The role of passive structures in force enhancement of skeletal muscles following active stretch.

We recently found that force enhancement following active stretch in skeletal muscles is accompanied by an increase in passive force following deactivation (J. Exp. Biol. 205 (2002) 1275). However, it is not known if this increase in passive force contributes to the force enhancement observed in the active muscle, and if it is observed at all muscle lengths. The purposes of this study were to quantify the amount of passive force increase as a function of muscle lengths, and to determine if this passive force contributes to the force enhancement observed in the active muscle. Experiments were performed on cat soleus (n = 24) using techniques published previously (J. Biomech. 30(9) (1997) 865). Conceptually, tests involved comparisons of force enhancement and passive force increase for a variety of stretch tests in soleus. Furthermore, in one test, activation of the soleus was interrupted for 1s in the force-enhanced state, and soleus was then re-activated. We found that total force enhancement and passive force increase were positively correlated for all test conditions, that passive force increase following stretch of the active soleus only occurred at muscle lengths corresponding to the descending limb of the force-length relationship, that increases in passive force for a given stretch magnitude became greater at long muscle lengths, and that upon reactivation, there was a remnant passive force enhancement.
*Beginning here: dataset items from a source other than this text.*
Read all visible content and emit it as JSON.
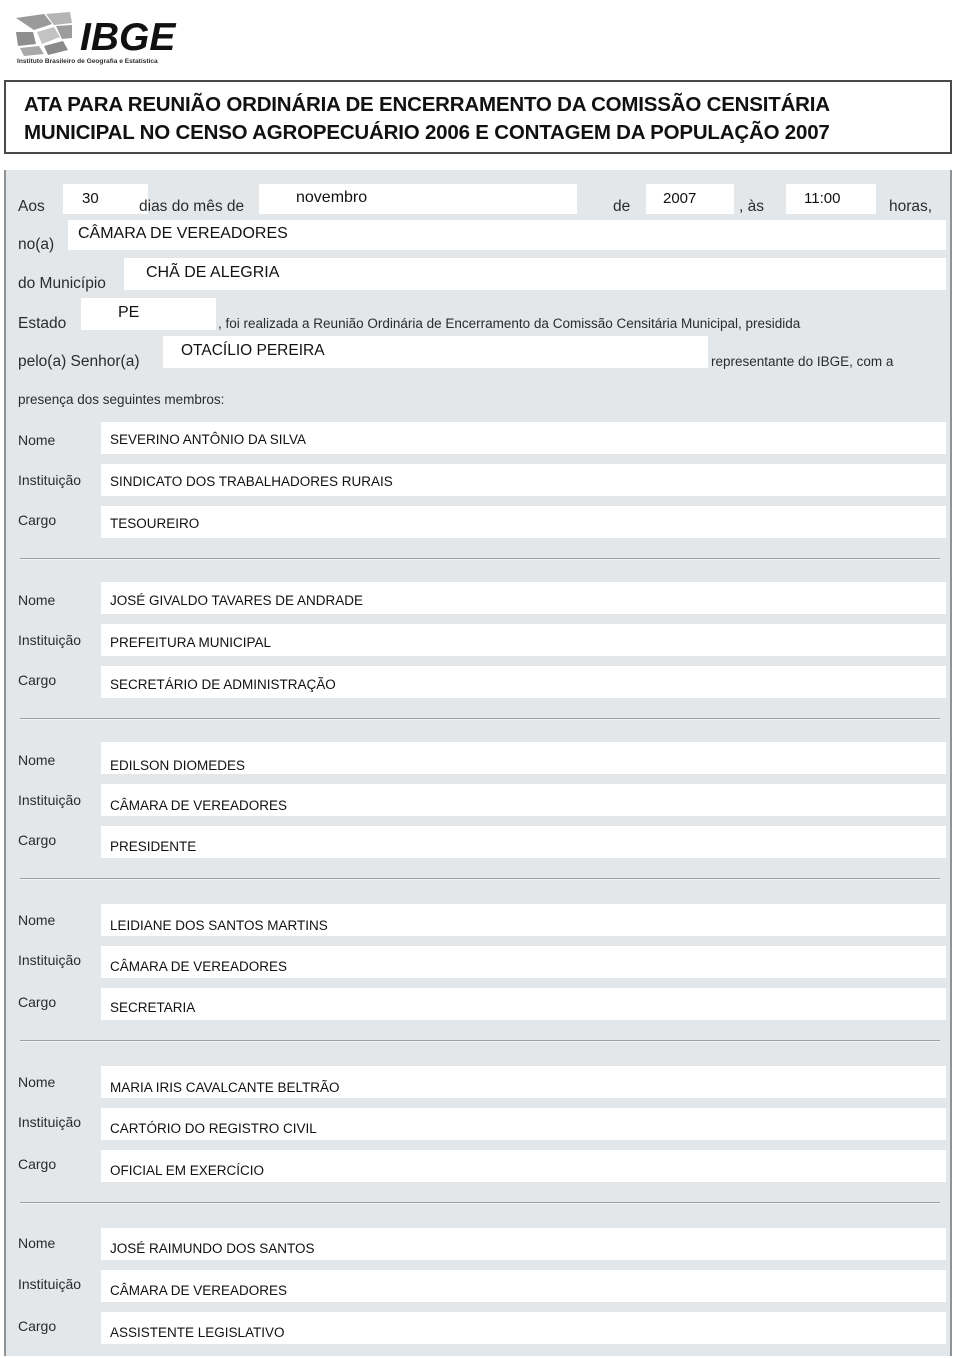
{
  "header": {
    "logo_text": "IBGE",
    "logo_subtitle": "Instituto Brasileiro de Geografia e Estatística",
    "logo_icon": "ibge-mosaic-logo"
  },
  "title": {
    "line1": "ATA PARA REUNIÃO ORDINÁRIA DE ENCERRAMENTO DA COMISSÃO CENSITÁRIA",
    "line2": "MUNICIPAL NO CENSO AGROPECUÁRIO 2006 E CONTAGEM DA POPULAÇÃO 2007"
  },
  "intro": {
    "label_aos": "Aos",
    "day": "30",
    "label_dias": "dias do mês de",
    "month": "novembro",
    "label_de": "de",
    "year": "2007",
    "label_as": ", às",
    "time": "11:00",
    "label_horas": "horas,",
    "label_noa": "no(a)",
    "local": "CÂMARA DE VEREADORES",
    "label_municipio": "do Município",
    "municipio": "CHÃ DE ALEGRIA",
    "label_estado": "Estado",
    "estado": "PE",
    "sentence_mid": ", foi realizada a Reunião Ordinária de Encerramento da Comissão Censitária Municipal, presidida",
    "label_pelo": "pelo(a) Senhor(a)",
    "presidente": "OTACÍLIO PEREIRA",
    "sentence_end": "representante do IBGE, com a",
    "sentence_last": "presença dos seguintes membros:"
  },
  "member_labels": {
    "nome": "Nome",
    "instituicao": "Instituição",
    "cargo": "Cargo"
  },
  "members": [
    {
      "nome": "SEVERINO ANTÔNIO DA SILVA",
      "instituicao": "SINDICATO DOS TRABALHADORES RURAIS",
      "cargo": "TESOUREIRO"
    },
    {
      "nome": "JOSÉ GIVALDO TAVARES DE ANDRADE",
      "instituicao": "PREFEITURA MUNICIPAL",
      "cargo": "SECRETÁRIO DE ADMINISTRAÇÃO"
    },
    {
      "nome": "EDILSON DIOMEDES",
      "instituicao": "CÂMARA DE VEREADORES",
      "cargo": "PRESIDENTE"
    },
    {
      "nome": "LEIDIANE DOS SANTOS MARTINS",
      "instituicao": "CÂMARA DE VEREADORES",
      "cargo": "SECRETARIA"
    },
    {
      "nome": "MARIA IRIS CAVALCANTE BELTRÃO",
      "instituicao": "CARTÓRIO DO REGISTRO CIVIL",
      "cargo": "OFICIAL EM EXERCÍCIO"
    },
    {
      "nome": "JOSÉ RAIMUNDO DOS SANTOS",
      "instituicao": "CÂMARA DE VEREADORES",
      "cargo": "ASSISTENTE LEGISLATIVO"
    }
  ],
  "colors": {
    "form_background": "#e4e7e9",
    "field_background": "#ffffff",
    "title_border": "#4a4a4a",
    "separator": "#9aa0a4",
    "text": "#111111"
  }
}
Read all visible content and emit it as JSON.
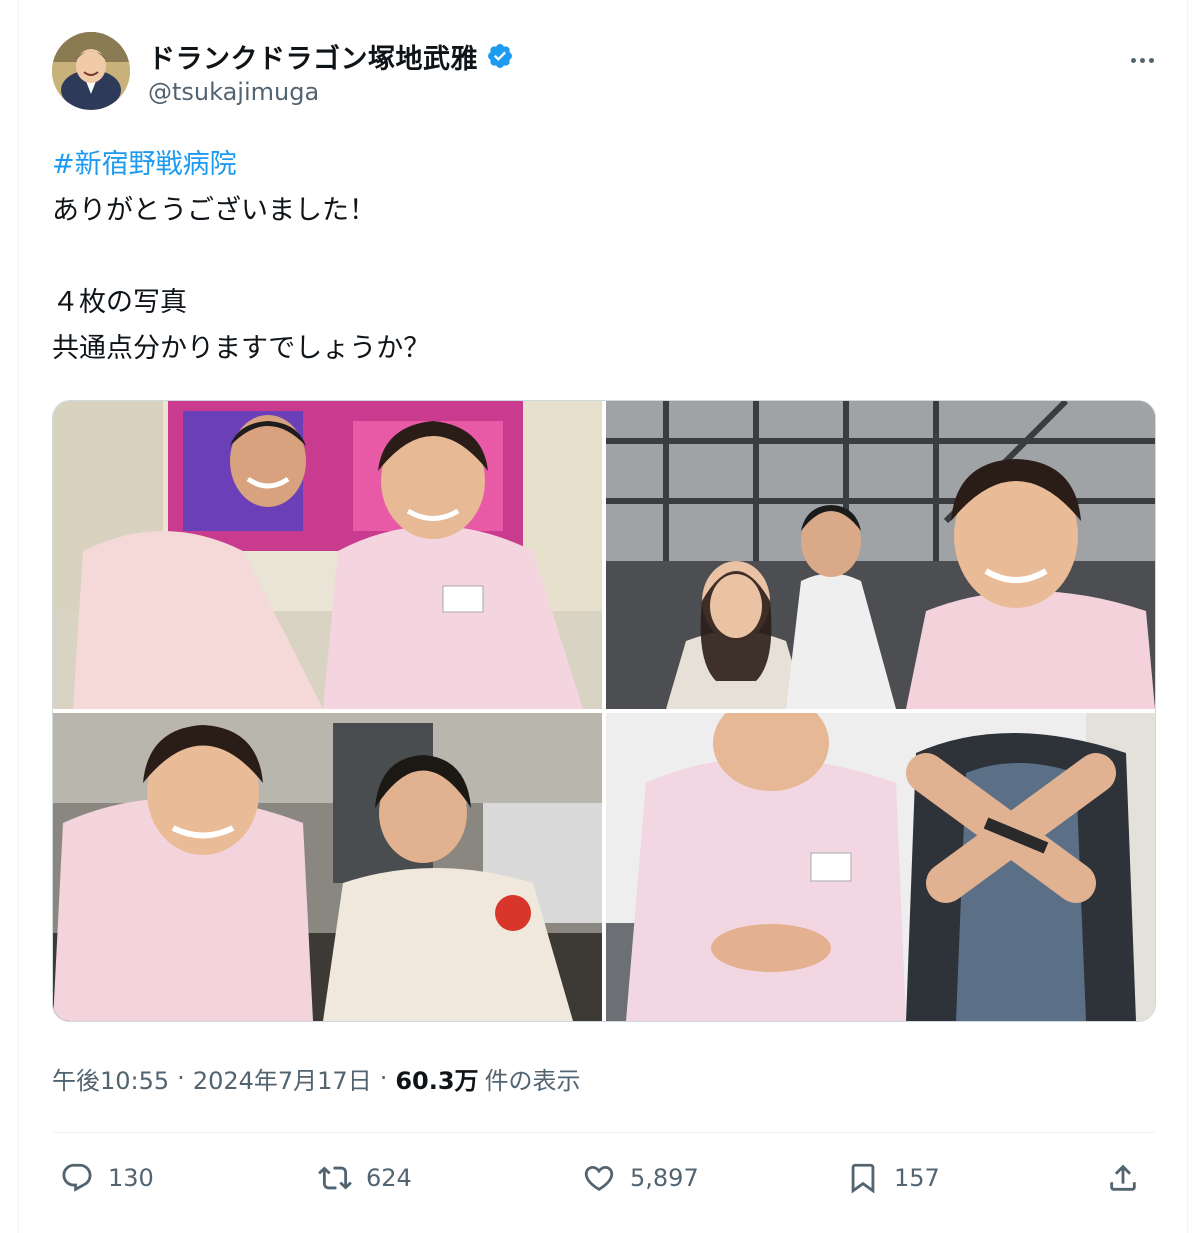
{
  "author": {
    "display_name": "ドランクドラゴン塚地武雅",
    "handle": "@tsukajimuga",
    "verified": true
  },
  "tweet": {
    "hashtag": "#新宿野戦病院",
    "lines": [
      "ありがとうございました！",
      "４枚の写真",
      "共通点分かりますでしょうか？"
    ]
  },
  "media": {
    "photo_count": 4
  },
  "meta": {
    "time": "午後10:55",
    "date": "2024年7月17日",
    "views": "60.3万",
    "views_label": "件の表示"
  },
  "actions": {
    "replies": "130",
    "retweets": "624",
    "likes": "5,897",
    "bookmarks": "157"
  },
  "colors": {
    "accent": "#1d9bf0",
    "secondary_text": "#536471",
    "border": "#cfd9de"
  }
}
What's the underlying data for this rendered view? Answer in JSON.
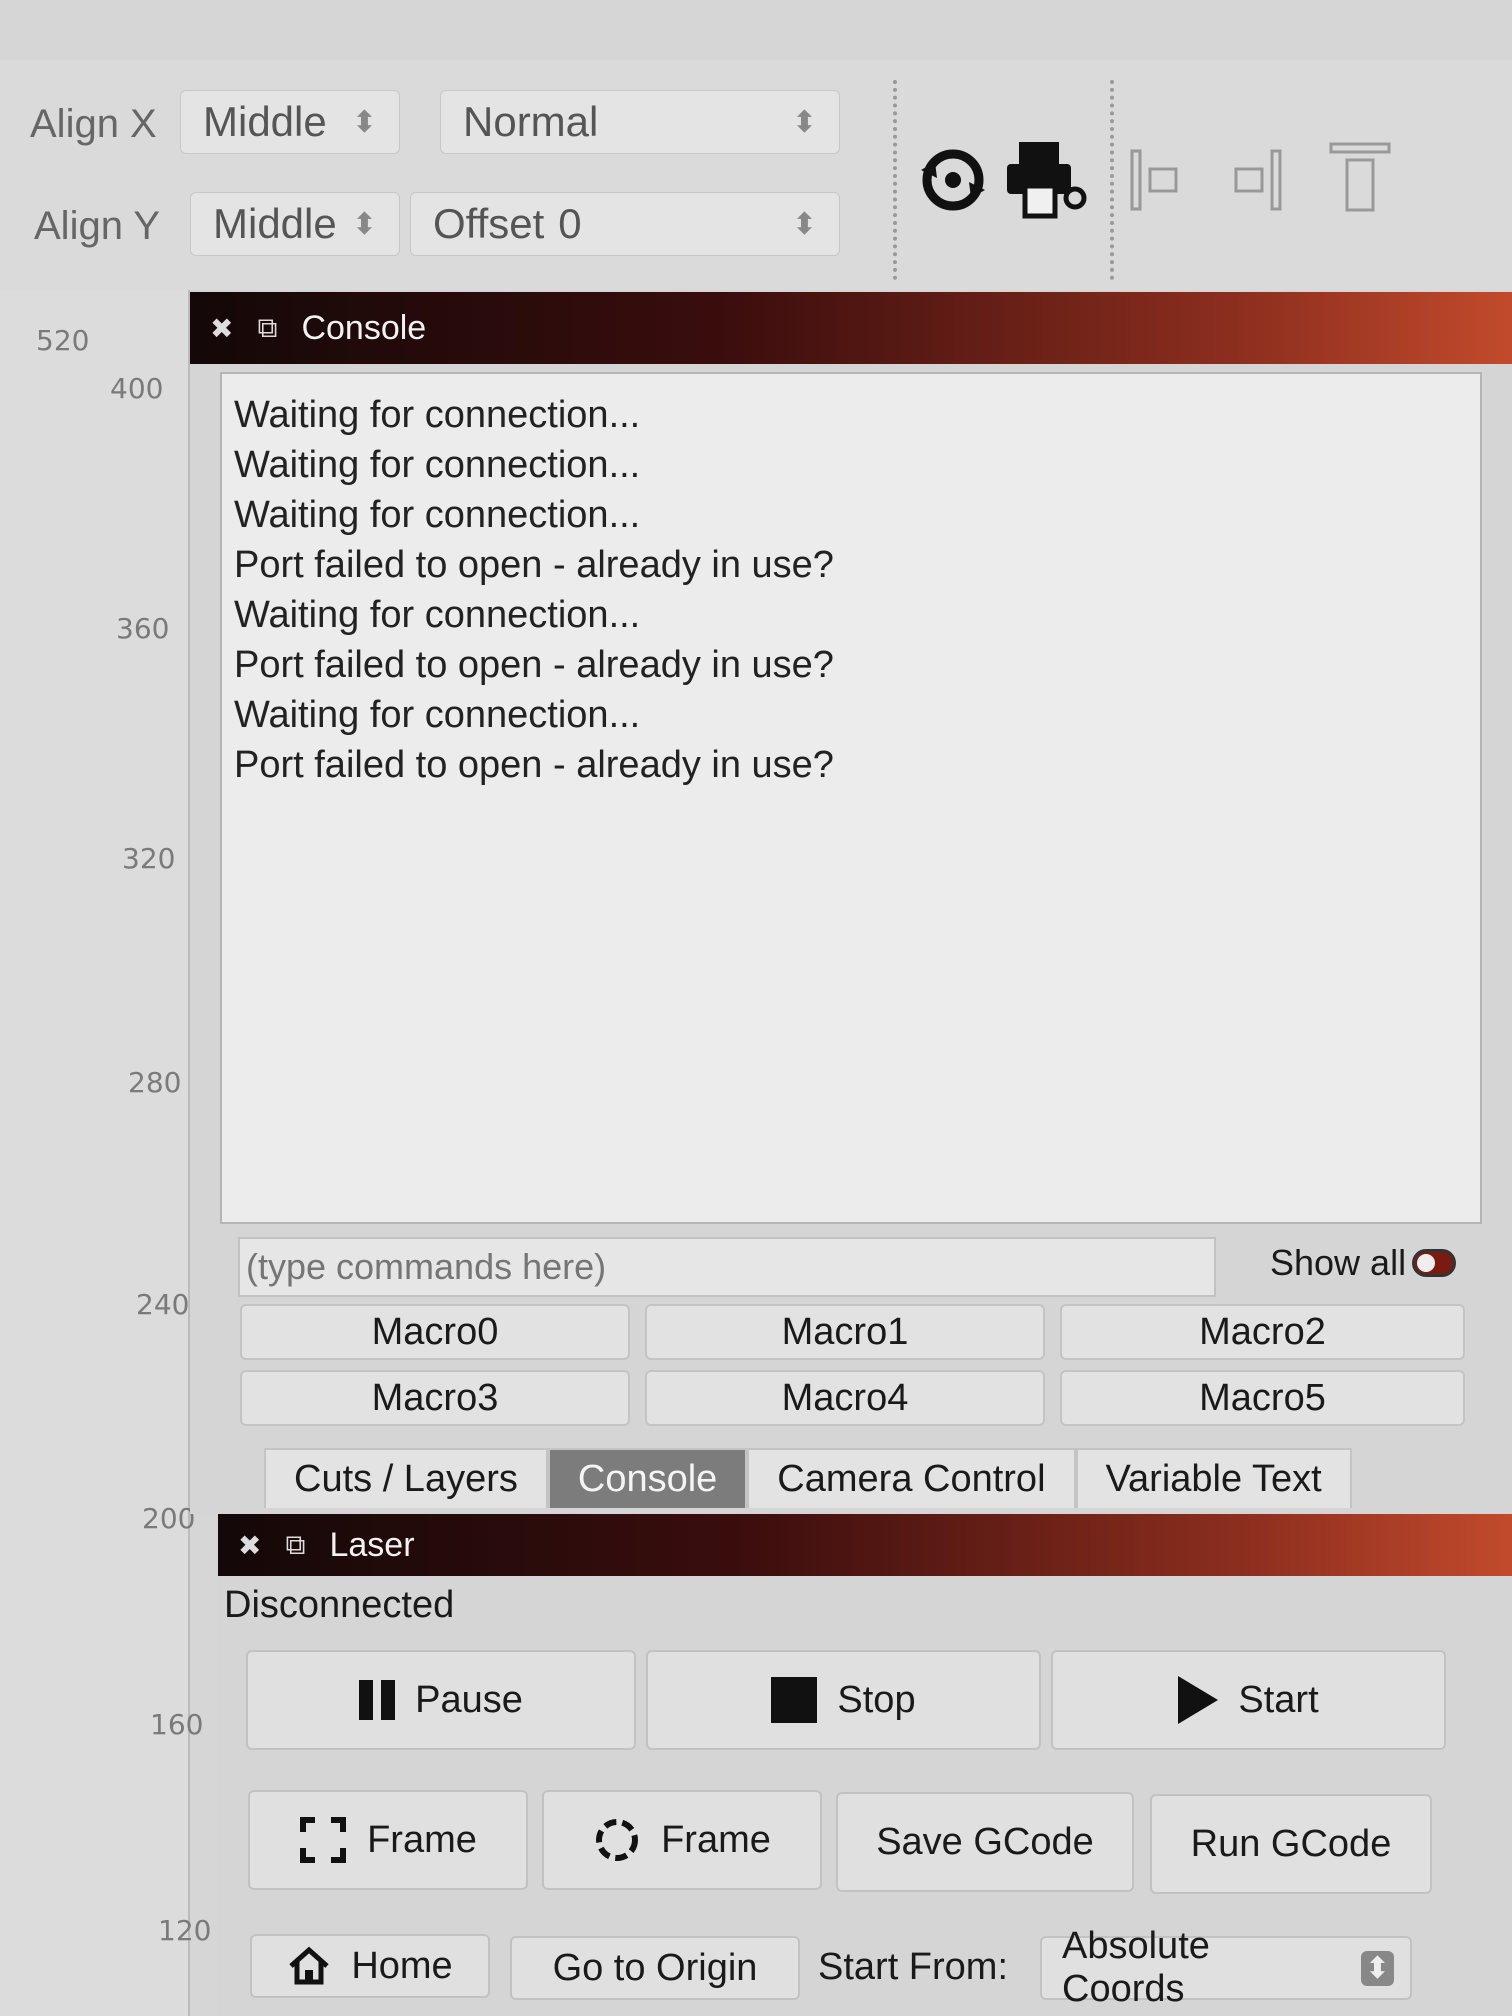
{
  "toolbar": {
    "align_x_label": "Align X",
    "align_x_value": "Middle",
    "mode_value": "Normal",
    "align_y_label": "Align Y",
    "align_y_value": "Middle",
    "offset_label": "Offset",
    "offset_value": "0",
    "icons": [
      "rotary-icon",
      "laser-machine-icon",
      "align-left-icon",
      "align-right-icon",
      "align-top-icon"
    ]
  },
  "ruler": {
    "ticks": [
      "520",
      "400",
      "360",
      "320",
      "280",
      "240",
      "200",
      "160",
      "120"
    ]
  },
  "console": {
    "title": "Console",
    "lines": [
      "Waiting for connection...",
      "Waiting for connection...",
      "Waiting for connection...",
      "Port failed to open - already in use?",
      "Waiting for connection...",
      "Port failed to open - already in use?",
      "Waiting for connection...",
      "Port failed to open - already in use?"
    ],
    "input_placeholder": "(type commands here)",
    "show_all_label": "Show all",
    "show_all_checked": true,
    "macros": [
      "Macro0",
      "Macro1",
      "Macro2",
      "Macro3",
      "Macro4",
      "Macro5"
    ]
  },
  "tabs": [
    {
      "label": "Cuts / Layers",
      "active": false
    },
    {
      "label": "Console",
      "active": true
    },
    {
      "label": "Camera Control",
      "active": false
    },
    {
      "label": "Variable Text",
      "active": false
    }
  ],
  "laser": {
    "title": "Laser",
    "status": "Disconnected",
    "pause_label": "Pause",
    "stop_label": "Stop",
    "start_label": "Start",
    "frame_rect_label": "Frame",
    "frame_round_label": "Frame",
    "save_gcode_label": "Save GCode",
    "run_gcode_label": "Run GCode",
    "home_label": "Home",
    "go_to_origin_label": "Go to Origin",
    "start_from_label": "Start From:",
    "start_from_value": "Absolute Coords"
  },
  "colors": {
    "title_bar_start": "#140808",
    "title_bar_end": "#c24a2c",
    "active_tab": "#7c7c7c",
    "toggle_on": "#7a1b12"
  }
}
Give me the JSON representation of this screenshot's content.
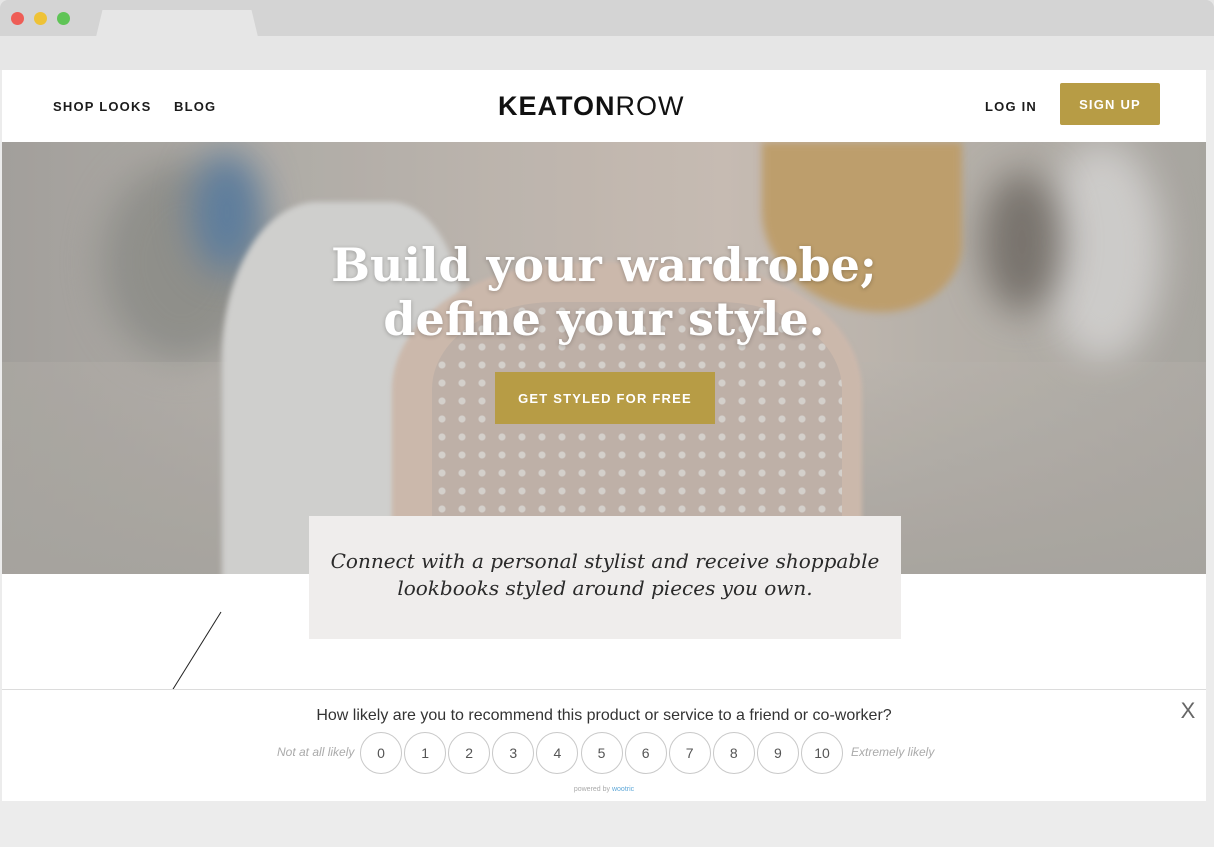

We conclude from these results that the passive force enhancement following stretch of an active muscle contributes to the total force enhancement, that this passive contribution increases with increasing muscle length, and that there must be at least one other factor than passive force increase that contributes to the total force enhancement, as the passive force increase was always smaller than the total force enhancement. A by-product of this investigation was that we observed a shift in the passive force-length relationship that was dependent on muscle activation, stretch magnitude and muscle length. Therefore, the passive force-length relationship is not a constant property of skeletal muscle, but depends critically on the muscle's contractile history.